La battaglia si situa nel più ampio panorama della guerra austro-prussiana, che vide fronteggiarsi aspramente le due grandi potenze della Mitteleuropa: l'Impero d'Austria e il regno di Prussia. Il neonato regno italiano prese parte al conflitto come alleato della Prussia, interessato a rivendicare il territorio veneto, all'epoca sotto il dominio austriaco.

Esattamente come era avvenuto nel 1848, durante la I guerra d'indipendenza, la battaglia del '66 rappresentò una vera disfatta per l'Italia. L'esercito austriaco disponeva di truppe ben addestrate e di una migliore conoscenza del terreno d'azione. Sebbene l'esercito italiano fosse dotato di un maggior numero di uomini e mezzi, la cattiva direzione dei generali Cialdini e La Marmora comportò una grave sconfitta. Solo i volontari guidati da Garibaldi riuscirono a conseguire un successo a Bezzecca, in Trentino.
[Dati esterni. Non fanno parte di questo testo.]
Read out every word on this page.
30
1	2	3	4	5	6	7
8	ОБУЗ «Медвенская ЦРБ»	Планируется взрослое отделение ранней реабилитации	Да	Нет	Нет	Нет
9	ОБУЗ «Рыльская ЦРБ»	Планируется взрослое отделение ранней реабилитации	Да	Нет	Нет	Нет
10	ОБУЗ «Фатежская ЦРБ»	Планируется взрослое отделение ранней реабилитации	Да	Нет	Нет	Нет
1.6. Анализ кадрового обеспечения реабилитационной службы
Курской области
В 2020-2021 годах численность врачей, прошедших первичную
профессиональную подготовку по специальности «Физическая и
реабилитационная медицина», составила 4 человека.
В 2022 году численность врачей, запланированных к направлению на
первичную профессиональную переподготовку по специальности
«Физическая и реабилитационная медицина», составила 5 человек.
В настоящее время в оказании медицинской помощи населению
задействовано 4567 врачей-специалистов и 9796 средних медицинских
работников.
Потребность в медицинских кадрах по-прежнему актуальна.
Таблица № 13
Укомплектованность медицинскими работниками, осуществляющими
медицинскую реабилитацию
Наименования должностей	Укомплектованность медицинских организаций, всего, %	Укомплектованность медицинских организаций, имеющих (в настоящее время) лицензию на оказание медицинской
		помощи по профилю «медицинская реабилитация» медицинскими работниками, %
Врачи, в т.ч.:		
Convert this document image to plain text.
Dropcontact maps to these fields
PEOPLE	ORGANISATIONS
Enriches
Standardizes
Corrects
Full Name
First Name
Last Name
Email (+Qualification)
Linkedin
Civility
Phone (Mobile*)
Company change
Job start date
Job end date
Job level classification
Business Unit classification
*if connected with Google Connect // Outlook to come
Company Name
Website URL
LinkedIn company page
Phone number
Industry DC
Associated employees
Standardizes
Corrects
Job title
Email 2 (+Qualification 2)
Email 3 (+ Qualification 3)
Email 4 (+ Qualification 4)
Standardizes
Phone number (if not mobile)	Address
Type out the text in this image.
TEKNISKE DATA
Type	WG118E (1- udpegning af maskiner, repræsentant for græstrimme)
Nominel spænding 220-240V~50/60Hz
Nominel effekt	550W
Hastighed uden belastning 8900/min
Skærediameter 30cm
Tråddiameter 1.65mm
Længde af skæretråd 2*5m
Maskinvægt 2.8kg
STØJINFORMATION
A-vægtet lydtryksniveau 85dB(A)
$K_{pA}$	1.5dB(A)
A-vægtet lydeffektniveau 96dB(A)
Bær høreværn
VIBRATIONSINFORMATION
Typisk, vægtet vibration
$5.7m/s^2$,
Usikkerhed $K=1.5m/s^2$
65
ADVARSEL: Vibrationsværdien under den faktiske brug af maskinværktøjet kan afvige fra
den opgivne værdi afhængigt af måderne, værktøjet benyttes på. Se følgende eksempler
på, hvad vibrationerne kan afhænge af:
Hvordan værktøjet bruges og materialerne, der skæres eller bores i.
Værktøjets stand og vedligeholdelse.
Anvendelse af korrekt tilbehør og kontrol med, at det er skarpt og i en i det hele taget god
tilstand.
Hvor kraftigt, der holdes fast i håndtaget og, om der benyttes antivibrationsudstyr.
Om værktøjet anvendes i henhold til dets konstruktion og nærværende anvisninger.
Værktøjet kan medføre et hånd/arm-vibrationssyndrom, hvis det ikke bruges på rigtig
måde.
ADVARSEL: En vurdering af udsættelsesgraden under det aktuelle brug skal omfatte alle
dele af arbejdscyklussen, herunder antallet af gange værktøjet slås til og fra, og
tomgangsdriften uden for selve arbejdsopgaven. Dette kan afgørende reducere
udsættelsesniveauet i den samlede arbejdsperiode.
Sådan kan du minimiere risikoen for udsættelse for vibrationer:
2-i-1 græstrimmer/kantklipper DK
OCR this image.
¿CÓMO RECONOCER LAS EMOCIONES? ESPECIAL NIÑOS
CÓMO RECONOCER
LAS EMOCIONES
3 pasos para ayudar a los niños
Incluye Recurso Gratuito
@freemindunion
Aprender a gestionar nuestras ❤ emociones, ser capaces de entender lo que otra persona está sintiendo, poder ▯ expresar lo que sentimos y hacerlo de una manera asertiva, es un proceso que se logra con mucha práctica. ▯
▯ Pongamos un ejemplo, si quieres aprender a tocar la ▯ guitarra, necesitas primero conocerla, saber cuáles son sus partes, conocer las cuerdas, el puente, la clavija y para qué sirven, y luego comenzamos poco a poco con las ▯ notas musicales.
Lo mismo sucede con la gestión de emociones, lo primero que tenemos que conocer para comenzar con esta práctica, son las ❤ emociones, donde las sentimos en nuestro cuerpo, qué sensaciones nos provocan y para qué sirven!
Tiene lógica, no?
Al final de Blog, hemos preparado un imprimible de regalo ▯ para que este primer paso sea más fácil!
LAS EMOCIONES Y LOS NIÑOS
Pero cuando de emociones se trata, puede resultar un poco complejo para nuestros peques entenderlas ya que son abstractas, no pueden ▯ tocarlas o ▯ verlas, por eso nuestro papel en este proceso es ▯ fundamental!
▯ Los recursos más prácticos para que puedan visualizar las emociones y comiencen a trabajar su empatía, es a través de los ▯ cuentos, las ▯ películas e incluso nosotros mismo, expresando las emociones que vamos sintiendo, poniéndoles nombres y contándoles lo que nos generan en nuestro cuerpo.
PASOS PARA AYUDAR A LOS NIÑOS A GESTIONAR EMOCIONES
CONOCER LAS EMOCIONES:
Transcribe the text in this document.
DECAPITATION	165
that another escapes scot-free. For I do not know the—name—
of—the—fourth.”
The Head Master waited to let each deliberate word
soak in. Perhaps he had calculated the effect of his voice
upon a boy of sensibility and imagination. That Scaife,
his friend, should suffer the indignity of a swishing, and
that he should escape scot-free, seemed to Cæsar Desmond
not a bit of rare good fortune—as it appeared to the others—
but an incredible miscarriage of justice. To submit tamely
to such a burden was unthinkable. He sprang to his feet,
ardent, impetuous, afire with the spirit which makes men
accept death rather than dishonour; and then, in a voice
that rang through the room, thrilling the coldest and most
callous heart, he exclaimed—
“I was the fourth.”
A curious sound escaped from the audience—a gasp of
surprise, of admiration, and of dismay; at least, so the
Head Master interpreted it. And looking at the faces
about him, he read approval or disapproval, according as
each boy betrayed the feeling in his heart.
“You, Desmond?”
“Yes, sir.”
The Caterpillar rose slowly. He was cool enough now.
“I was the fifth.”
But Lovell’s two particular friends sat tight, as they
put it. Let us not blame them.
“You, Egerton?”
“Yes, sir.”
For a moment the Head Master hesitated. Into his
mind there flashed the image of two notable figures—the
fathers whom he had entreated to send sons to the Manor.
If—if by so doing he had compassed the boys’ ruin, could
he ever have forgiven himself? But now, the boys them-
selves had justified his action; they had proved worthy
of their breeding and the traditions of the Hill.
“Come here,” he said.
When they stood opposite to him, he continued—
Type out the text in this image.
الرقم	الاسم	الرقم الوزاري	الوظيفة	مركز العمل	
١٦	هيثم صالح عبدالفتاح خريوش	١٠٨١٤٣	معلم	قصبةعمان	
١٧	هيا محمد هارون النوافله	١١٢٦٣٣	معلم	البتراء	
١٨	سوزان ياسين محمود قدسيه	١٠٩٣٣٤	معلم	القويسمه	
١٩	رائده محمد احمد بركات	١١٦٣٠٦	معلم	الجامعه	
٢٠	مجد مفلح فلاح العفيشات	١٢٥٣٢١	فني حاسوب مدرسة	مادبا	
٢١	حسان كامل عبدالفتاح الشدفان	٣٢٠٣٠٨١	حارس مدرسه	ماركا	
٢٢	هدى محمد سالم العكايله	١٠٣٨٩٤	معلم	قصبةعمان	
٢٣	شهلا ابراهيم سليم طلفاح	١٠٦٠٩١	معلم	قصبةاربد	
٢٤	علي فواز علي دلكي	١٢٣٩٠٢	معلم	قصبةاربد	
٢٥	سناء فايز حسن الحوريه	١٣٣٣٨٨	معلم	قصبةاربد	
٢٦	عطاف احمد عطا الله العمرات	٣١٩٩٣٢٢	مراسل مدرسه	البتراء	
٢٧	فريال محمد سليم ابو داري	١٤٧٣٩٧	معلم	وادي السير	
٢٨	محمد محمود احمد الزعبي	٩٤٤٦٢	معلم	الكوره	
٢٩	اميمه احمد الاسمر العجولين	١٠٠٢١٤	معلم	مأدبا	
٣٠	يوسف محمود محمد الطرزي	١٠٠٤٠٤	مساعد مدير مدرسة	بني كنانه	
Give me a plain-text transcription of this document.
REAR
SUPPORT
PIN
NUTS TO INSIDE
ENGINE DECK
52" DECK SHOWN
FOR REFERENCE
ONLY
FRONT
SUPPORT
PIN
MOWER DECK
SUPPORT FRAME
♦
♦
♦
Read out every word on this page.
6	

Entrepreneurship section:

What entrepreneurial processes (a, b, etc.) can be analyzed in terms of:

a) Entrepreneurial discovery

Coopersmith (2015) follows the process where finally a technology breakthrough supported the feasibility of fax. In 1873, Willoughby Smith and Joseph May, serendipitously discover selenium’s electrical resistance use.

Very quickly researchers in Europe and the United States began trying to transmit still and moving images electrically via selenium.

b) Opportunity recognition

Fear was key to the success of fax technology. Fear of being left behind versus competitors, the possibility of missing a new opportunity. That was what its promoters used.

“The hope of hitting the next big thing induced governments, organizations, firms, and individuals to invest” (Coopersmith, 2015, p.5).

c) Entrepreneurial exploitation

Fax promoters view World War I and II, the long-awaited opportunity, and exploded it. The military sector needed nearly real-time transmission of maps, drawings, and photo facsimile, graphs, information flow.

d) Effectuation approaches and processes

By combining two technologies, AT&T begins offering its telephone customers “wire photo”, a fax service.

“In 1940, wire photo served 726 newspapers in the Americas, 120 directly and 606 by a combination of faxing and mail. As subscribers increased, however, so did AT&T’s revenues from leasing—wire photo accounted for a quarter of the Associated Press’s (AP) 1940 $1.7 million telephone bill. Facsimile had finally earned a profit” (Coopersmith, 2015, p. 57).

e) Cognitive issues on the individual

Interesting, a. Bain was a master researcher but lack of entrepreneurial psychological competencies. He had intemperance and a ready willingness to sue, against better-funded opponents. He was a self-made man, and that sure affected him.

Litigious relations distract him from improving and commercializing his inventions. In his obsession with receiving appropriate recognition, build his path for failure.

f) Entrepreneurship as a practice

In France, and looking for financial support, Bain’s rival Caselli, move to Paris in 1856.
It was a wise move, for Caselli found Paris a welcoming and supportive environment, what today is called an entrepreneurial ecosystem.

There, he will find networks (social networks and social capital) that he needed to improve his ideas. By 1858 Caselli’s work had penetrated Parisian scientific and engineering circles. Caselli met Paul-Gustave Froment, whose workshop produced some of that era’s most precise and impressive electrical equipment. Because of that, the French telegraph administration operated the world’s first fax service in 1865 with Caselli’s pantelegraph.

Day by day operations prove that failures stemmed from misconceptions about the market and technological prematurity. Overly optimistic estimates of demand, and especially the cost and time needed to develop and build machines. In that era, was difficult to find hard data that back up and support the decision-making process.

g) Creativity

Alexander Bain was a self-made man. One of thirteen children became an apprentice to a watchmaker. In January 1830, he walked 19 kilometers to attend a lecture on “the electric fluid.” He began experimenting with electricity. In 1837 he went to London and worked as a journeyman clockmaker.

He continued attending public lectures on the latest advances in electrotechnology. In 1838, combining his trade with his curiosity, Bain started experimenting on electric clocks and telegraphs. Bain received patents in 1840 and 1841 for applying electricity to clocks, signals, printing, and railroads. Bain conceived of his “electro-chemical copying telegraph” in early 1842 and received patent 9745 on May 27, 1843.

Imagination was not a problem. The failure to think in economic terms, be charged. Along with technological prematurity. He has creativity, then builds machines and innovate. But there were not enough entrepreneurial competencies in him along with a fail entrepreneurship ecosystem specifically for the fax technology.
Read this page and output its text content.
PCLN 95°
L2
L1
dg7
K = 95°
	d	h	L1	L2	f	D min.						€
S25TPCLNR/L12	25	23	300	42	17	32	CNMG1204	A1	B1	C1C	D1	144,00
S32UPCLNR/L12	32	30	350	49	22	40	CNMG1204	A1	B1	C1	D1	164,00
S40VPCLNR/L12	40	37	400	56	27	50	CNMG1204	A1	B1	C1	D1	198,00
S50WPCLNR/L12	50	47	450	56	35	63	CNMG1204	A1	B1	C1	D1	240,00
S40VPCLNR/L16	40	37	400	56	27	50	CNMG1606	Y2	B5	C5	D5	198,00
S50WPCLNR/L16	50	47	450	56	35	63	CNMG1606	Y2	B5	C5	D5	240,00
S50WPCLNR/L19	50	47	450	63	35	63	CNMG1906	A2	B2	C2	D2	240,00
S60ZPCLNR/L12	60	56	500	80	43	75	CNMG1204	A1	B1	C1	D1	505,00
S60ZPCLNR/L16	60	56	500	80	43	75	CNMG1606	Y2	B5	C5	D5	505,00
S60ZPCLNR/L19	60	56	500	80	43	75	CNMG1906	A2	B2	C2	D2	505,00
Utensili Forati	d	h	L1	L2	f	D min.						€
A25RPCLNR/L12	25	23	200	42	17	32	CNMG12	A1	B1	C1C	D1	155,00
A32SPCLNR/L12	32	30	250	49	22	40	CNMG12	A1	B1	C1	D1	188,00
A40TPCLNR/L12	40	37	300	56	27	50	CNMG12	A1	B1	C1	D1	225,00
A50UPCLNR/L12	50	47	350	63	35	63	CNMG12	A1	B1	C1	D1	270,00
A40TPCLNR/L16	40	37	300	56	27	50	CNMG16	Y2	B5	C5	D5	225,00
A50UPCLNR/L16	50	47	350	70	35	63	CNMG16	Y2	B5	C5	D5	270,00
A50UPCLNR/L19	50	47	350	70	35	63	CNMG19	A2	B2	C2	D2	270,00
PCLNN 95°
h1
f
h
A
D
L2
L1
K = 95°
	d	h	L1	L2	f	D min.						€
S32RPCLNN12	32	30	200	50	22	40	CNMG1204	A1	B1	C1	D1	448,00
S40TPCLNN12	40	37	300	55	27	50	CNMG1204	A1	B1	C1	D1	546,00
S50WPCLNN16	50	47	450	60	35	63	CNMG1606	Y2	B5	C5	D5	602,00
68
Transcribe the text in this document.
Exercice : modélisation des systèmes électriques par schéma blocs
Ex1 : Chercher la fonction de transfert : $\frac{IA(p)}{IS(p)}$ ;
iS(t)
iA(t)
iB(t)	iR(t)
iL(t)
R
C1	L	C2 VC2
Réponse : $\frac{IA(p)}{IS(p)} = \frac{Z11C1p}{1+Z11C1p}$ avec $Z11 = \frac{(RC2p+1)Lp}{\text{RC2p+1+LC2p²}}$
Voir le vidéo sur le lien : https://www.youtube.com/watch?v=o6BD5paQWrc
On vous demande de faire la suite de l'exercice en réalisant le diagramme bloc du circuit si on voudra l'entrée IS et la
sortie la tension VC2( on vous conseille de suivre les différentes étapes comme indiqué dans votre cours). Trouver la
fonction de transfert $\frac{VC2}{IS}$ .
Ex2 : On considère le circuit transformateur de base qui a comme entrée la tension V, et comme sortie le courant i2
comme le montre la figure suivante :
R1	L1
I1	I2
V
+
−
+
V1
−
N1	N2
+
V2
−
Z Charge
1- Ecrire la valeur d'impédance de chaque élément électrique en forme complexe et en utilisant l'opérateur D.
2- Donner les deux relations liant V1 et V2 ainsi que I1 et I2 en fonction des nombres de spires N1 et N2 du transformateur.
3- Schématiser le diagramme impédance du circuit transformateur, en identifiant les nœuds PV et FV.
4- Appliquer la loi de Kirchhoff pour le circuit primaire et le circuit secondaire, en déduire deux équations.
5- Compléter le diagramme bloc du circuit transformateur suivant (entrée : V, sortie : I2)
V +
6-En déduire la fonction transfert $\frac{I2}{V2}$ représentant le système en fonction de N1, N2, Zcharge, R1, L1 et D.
Il conflitto austro-prussiano si concluse con la vittoria del Regno di Prussia, e anche l'Italia, sua alleata, ne trasse giovamento: con il trattato di Vienna, anche se in modo umiliante poiché attraverso la Prussia, il Veneto passò all'Italia. L'Austria, infatti, non volendo riconoscere l'Italia come paese vincitore, in quanto l'aveva militarmente sconfitta a Custoza, affidò il dominio alla Francia, che poi lo consegnò a Vittorio Emanuele II.